I am calculating a pressure drop in a return duct system and have come across a fitting that does not have a Loss Coefficient listed in the SMACNA "HVAC Systems Duct Design". Refer to Figure 2-5 in the SMACNA "HVAC Duct Construction Standards Metal and Flexible" on page 2.7, titled "Divided Flow Branches", for an illustration of a similar fitting.

Two branch ducts (54"x36" and 42"x36") end with a 90° mitered elbow, which then converge to form one main duct (96"x36"). Assuming that the air flows through the 54”x36” duct and based on experience I would normally calculate:
1. the loss in the 54”x36” as a straight duct run (with the Branch Airflow).
2. the Loss Coefficient for a Mitered Elbow with Diverging Flow at the elbow.
3. the loss in the 96”x36” as a straight duct run (with the Total Airflow).

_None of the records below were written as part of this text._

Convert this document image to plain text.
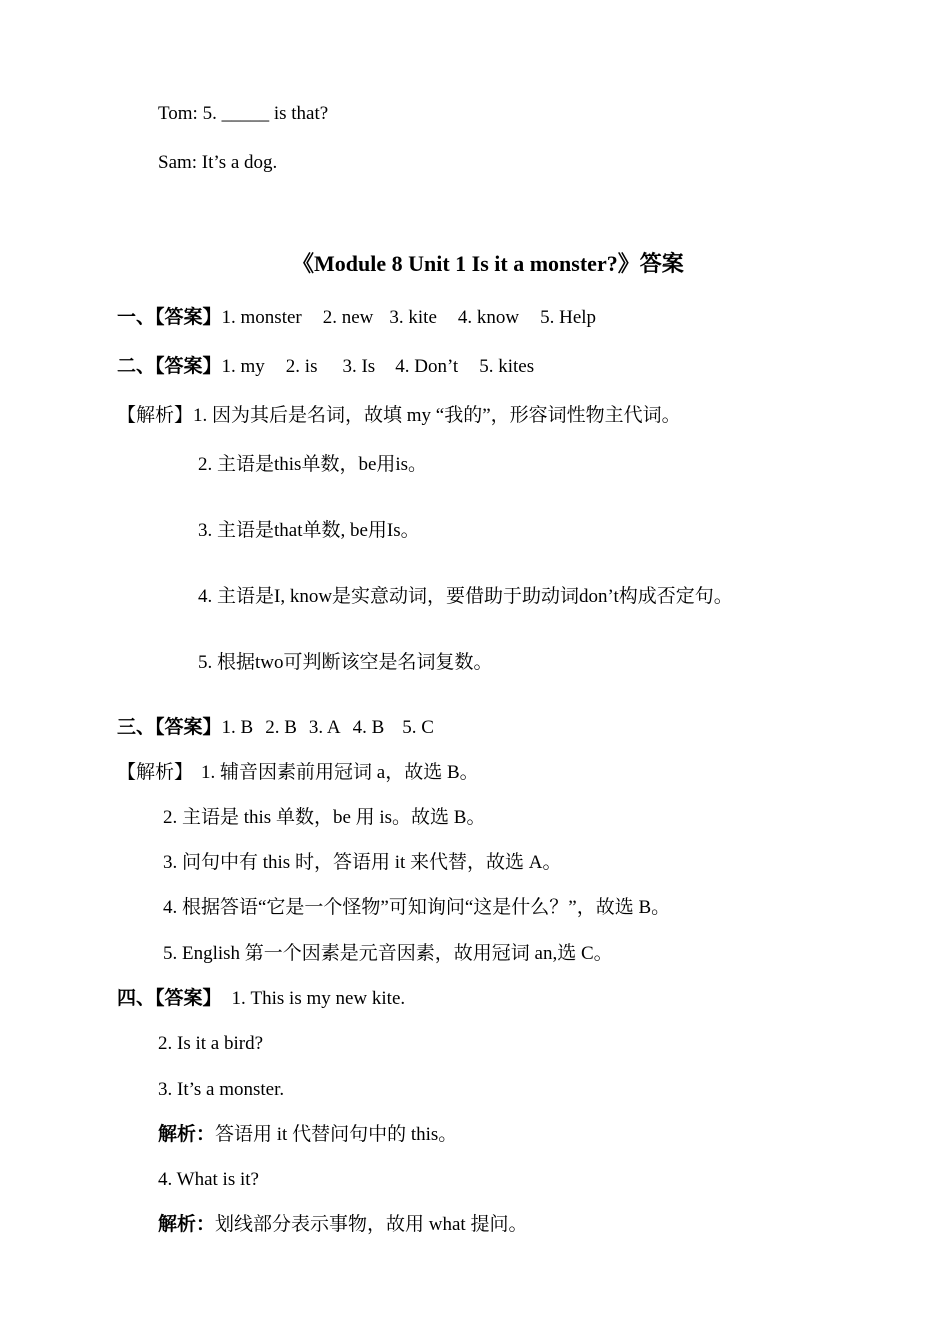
Tom: 5. _____ is that?
Sam: It’s a dog.
《Module 8 Unit 1 Is it a monster?》答案
一、【答案】1. monster 2. new 3. kite 4. know 5. Help
二、【答案】1. my 2. is 3. Is 4. Don’t 5. kites
【解析】1. 因为其后是名词，故填 my “我的”，形容词性物主代词。
2. 主语是this单数，be用is。
3. 主语是that单数, be用Is。
4. 主语是I, know是实意动词，要借助于助动词don’t构成否定句。
5. 根据two可判断该空是名词复数。
三、【答案】1. B 2. B 3. A 4. B 5. C
【解析】 1. 辅音因素前用冠词 a，故选 B。
2. 主语是 this 单数，be 用 is。故选 B。
3. 问句中有 this 时，答语用 it 来代替，故选 A。
4. 根据答语“它是一个怪物”可知询问“这是什么？”，故选 B。
5. English 第一个因素是元音因素，故用冠词 an,选 C。
四、【答案】 1. This is my new kite.
2. Is it a bird?
3. It’s a monster.
解析：答语用 it 代替问句中的 this。
4. What is it?
解析：划线部分表示事物，故用 what 提问。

In the grand scheme of things the pressure loss may be minimal as compared to the total system pressure drop; however I am curious – “Would anyone calculate this differently?”

 

[lilliput1]

Yes I agree with your calculation so long as you use the corresponding CFM going through each duct section. Designwize I recommend requiring turning vanes on rectangular mitered elbows. Note loss coefficient for single thickness is less than that for double thickness. However our standard spec requires double thickness vanes because they are more rigid, less prone to pulsation.

 

[ChasBean1]

Just curious - why didn't you account for the smaller duct?

 

[1HVACEngineer]

ChasBean1,

The calculation was performed on the longest run/highest pressure drop in the system. I agree with your point that the smaller duct may in fact have a higher-pressure drop, however the largest pressure drop in the system is through the larger branch. Refer to SMACNA "HVAC Systems Duct Design - Equal Friction Method", for further details.

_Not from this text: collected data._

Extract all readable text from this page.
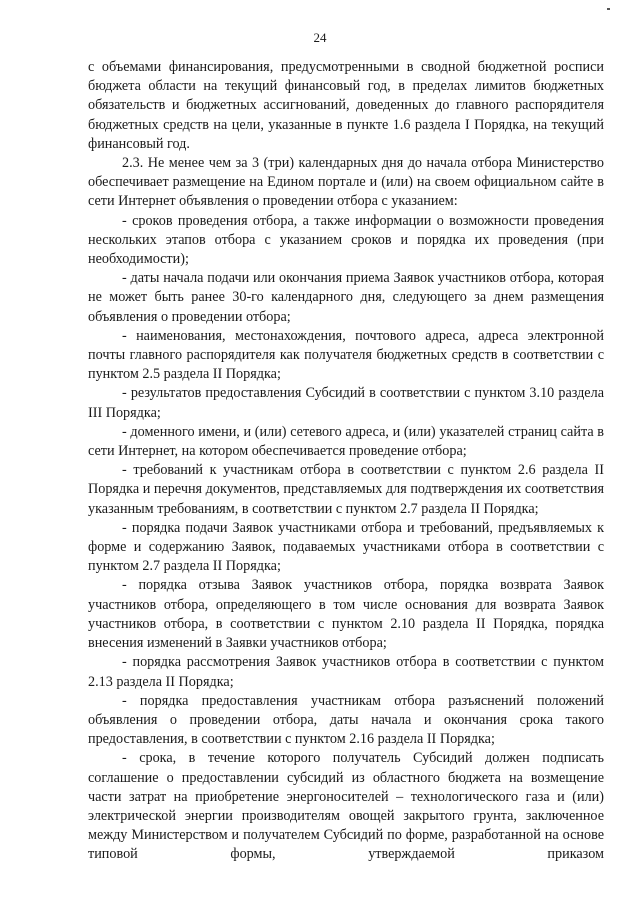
24

с объемами финансирования, предусмотренными в сводной бюджетной росписи бюджета области на текущий финансовый год, в пределах лимитов бюджетных обязательств и бюджетных ассигнований, доведенных до главного распорядителя бюджетных средств на цели, указанные в пункте 1.6 раздела I Порядка, на текущий финансовый год.

2.3. Не менее чем за 3 (три) календарных дня до начала отбора Министерство обеспечивает размещение на Едином портале и (или) на своем официальном сайте в сети Интернет объявления о проведении отбора с указанием:

- сроков проведения отбора, а также информации о возможности проведения нескольких этапов отбора с указанием сроков и порядка их проведения (при необходимости);

- даты начала подачи или окончания приема Заявок участников отбора, которая не может быть ранее 30-го календарного дня, следующего за днем размещения объявления о проведении отбора;

- наименования, местонахождения, почтового адреса, адреса электронной почты главного распорядителя как получателя бюджетных средств в соответствии с пунктом 2.5 раздела II Порядка;

- результатов предоставления Субсидий в соответствии с пунктом 3.10 раздела III Порядка;

- доменного имени, и (или) сетевого адреса, и (или) указателей страниц сайта в сети Интернет, на котором обеспечивается проведение отбора;

- требований к участникам отбора в соответствии с пунктом 2.6 раздела II Порядка и перечня документов, представляемых для подтверждения их соответствия указанным требованиям, в соответствии с пунктом 2.7 раздела II Порядка;

- порядка подачи Заявок участниками отбора и требований, предъявляемых к форме и содержанию Заявок, подаваемых участниками отбора в соответствии с пунктом 2.7 раздела II Порядка;

- порядка отзыва Заявок участников отбора, порядка возврата Заявок участников отбора, определяющего в том числе основания для возврата Заявок участников отбора, в соответствии с пунктом 2.10 раздела II Порядка, порядка внесения изменений в Заявки участников отбора;

- порядка рассмотрения Заявок участников отбора в соответствии с пунктом 2.13 раздела II Порядка;

- порядка предоставления участникам отбора разъяснений положений объявления о проведении отбора, даты начала и окончания срока такого предоставления, в соответствии с пунктом 2.16 раздела II Порядка;

- срока, в течение которого получатель Субсидий должен подписать соглашение о предоставлении субсидий из областного бюджета на возмещение части затрат на приобретение энергоносителей – технологического газа и (или) электрической энергии производителям овощей закрытого грунта, заключенное между Министерством и получателем Субсидий по форме, разработанной на основе типовой формы, утверждаемой приказом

Additionally, since posting this question I have discovered the fitting in question, refer to the "ASHRAE Duct Fitting Database - ER5-5 Bullhead Tee without Vanes, Converging." Unfortunately however, I have reviewed past copies of 1989, 1993, 1997,and 2001 ASHRAE Fundamentals Handbooks, the "Bullhead Tee without Vanes, Converging" is not listed in any of them.

 

[lilliput1]

Refer to SMACNA HVAC System Duct Design 1990 page 14.20 Table 14-10E. Elbow, Rectangular, Mitered w/ Converging or Diverging Flow.
For W1/W = 54/54 = 1.0
and H/W = 36/54 = 0.667

Therefore loss coefficient C = 1.22

& inches wg. loss through fitting is = 1.22 x Vp

Where Vp = in. wg velocity pressure upstream of the fitting.

 

[1HVACEngineer]

lilliput1,

I attempted the calculation using the fitting you suggested "14.20 Table 14-10E. Elbow, Rectangular, Mitered w/ Converging or Diverging Flow"; the results did not match the bullhead tee. I believe the difference between the two fittings would be due to the airflow through a single branch (Mitered Elbow) vs. the airflow through two branches (Bullhead Tee).

In a return/exhaust bullhead tee you have two branch flows converging to one large tee (Hb1 = Hb2 = Hc, Ab1 + Ab2 = Ac, Qb1 + Qb2 = Qc). The calculation using "ASHRAE Duct Fitting Database - ER5-5 Bullhead Tee without Vanes, Converging" yields a loss coefficient Cb1 = 1.94.

Thanks for the help.